Le projet de réhabilitation concernera également les manuscrits anciens de la ville, dont plus de 4.000 ont été perdus, brûlés ou volés, 10.000 autres manuscrits étant restés sur place mais dans des conditions de stockage inadaptées, et quelque 370.000 "exfiltrés" clandestinement vers Bamako en 2012 pour les soustraire aux jihadistes.

Le nord du Mali était tombé en 2012 sous la coupe de groupes jihadistes liés à Al-Qaïda, qui en ont été partiellement chassés par l'opération militaire "Serval", lancée à l'initiative de la France en janvier 2013, à laquelle a succédé en août 2014 "Barkhane", dont le rayon d'action s'étend à l'ensemble de la zone sahélo-saharienne.

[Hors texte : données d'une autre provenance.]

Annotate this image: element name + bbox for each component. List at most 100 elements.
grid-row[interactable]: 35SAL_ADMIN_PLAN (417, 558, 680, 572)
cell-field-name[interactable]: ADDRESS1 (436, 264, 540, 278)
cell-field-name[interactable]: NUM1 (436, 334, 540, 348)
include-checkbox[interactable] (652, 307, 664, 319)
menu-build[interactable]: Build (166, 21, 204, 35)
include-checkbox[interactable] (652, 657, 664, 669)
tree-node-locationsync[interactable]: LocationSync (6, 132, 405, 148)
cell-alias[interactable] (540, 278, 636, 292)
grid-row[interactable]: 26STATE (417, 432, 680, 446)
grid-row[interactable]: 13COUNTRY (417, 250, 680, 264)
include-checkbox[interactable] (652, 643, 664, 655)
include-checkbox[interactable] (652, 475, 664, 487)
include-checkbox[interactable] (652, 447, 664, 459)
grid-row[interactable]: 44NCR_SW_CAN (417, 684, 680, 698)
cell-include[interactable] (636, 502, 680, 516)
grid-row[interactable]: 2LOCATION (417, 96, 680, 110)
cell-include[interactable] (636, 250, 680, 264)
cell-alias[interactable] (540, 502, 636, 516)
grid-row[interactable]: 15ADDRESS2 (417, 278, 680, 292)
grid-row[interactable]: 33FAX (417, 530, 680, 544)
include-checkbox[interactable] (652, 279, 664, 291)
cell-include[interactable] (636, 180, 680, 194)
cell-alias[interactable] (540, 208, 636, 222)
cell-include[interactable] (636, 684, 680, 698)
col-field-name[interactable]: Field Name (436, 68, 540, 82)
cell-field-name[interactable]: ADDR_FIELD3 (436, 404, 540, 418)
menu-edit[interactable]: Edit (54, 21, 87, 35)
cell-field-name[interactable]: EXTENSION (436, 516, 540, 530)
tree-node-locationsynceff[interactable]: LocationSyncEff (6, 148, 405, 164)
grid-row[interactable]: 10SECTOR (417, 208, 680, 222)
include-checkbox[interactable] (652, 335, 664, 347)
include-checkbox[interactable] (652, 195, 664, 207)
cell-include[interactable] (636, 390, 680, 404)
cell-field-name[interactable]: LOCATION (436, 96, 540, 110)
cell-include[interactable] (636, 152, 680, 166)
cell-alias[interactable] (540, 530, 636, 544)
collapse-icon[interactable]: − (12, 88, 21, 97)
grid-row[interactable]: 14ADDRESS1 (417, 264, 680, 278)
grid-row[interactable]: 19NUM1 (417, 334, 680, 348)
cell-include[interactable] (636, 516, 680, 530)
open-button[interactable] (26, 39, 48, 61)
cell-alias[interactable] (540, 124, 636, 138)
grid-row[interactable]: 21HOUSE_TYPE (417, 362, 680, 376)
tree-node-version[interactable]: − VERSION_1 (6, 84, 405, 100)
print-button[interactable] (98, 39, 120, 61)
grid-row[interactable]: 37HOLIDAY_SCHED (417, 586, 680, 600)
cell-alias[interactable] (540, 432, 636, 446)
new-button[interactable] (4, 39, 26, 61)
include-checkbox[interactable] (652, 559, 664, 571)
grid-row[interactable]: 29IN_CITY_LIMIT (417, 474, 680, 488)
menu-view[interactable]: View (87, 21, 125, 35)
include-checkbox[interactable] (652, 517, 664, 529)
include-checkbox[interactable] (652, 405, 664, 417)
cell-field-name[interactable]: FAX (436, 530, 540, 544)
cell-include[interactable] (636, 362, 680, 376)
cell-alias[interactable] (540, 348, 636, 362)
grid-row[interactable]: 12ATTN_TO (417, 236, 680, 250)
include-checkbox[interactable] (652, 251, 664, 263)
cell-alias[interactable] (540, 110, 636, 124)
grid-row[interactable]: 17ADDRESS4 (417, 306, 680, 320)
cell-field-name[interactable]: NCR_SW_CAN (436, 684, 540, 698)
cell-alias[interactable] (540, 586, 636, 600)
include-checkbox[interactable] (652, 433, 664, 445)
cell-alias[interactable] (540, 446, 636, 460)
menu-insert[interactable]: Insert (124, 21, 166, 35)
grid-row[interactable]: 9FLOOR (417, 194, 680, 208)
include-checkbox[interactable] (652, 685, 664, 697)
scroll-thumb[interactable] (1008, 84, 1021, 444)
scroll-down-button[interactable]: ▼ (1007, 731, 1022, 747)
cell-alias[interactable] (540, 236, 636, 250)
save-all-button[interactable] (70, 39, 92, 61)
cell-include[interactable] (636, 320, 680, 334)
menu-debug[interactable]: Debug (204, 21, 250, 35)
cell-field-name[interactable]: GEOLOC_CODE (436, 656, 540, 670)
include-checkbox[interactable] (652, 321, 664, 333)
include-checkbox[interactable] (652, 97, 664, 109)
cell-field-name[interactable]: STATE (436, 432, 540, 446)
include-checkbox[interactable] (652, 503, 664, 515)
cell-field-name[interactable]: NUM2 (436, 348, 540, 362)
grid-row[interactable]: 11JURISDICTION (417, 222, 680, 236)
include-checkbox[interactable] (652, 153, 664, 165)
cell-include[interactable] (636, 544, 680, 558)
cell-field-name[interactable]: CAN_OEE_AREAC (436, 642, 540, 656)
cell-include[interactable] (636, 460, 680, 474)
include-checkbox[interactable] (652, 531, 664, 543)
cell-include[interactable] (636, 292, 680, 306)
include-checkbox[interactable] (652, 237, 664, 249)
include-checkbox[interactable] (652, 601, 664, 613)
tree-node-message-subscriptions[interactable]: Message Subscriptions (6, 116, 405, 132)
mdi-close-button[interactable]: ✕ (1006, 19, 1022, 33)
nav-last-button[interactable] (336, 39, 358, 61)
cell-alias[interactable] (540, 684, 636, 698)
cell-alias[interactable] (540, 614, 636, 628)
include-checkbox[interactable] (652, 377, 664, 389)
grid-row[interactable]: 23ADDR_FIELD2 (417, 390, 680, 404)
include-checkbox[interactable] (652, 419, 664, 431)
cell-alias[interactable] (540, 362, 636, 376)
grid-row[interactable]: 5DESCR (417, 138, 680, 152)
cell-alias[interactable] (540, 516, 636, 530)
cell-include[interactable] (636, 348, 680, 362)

L’ensemble des travaux de sauvegarde, réhabilitation et restauration devrait durer quatre ans et nécessite la mobilisation de 11 millions de dollars, dont seuls trois ont été collectés grâce notamment au concours de la Banque mondiale, de l'Union européenne (UE), de la Suisse, et de l'Agence américaine pour le développement international (USAID).

Devant la délégation de diplomates en visite pour constater l'avancement des travaux de restauration des mausolées, Abderrahmane Ben Essayouti, imam de la grande mosquée de Tombouctou a invité "le monde entier à soutenir le projet qui fait rebattre le cœur de la ville de Tombouctou".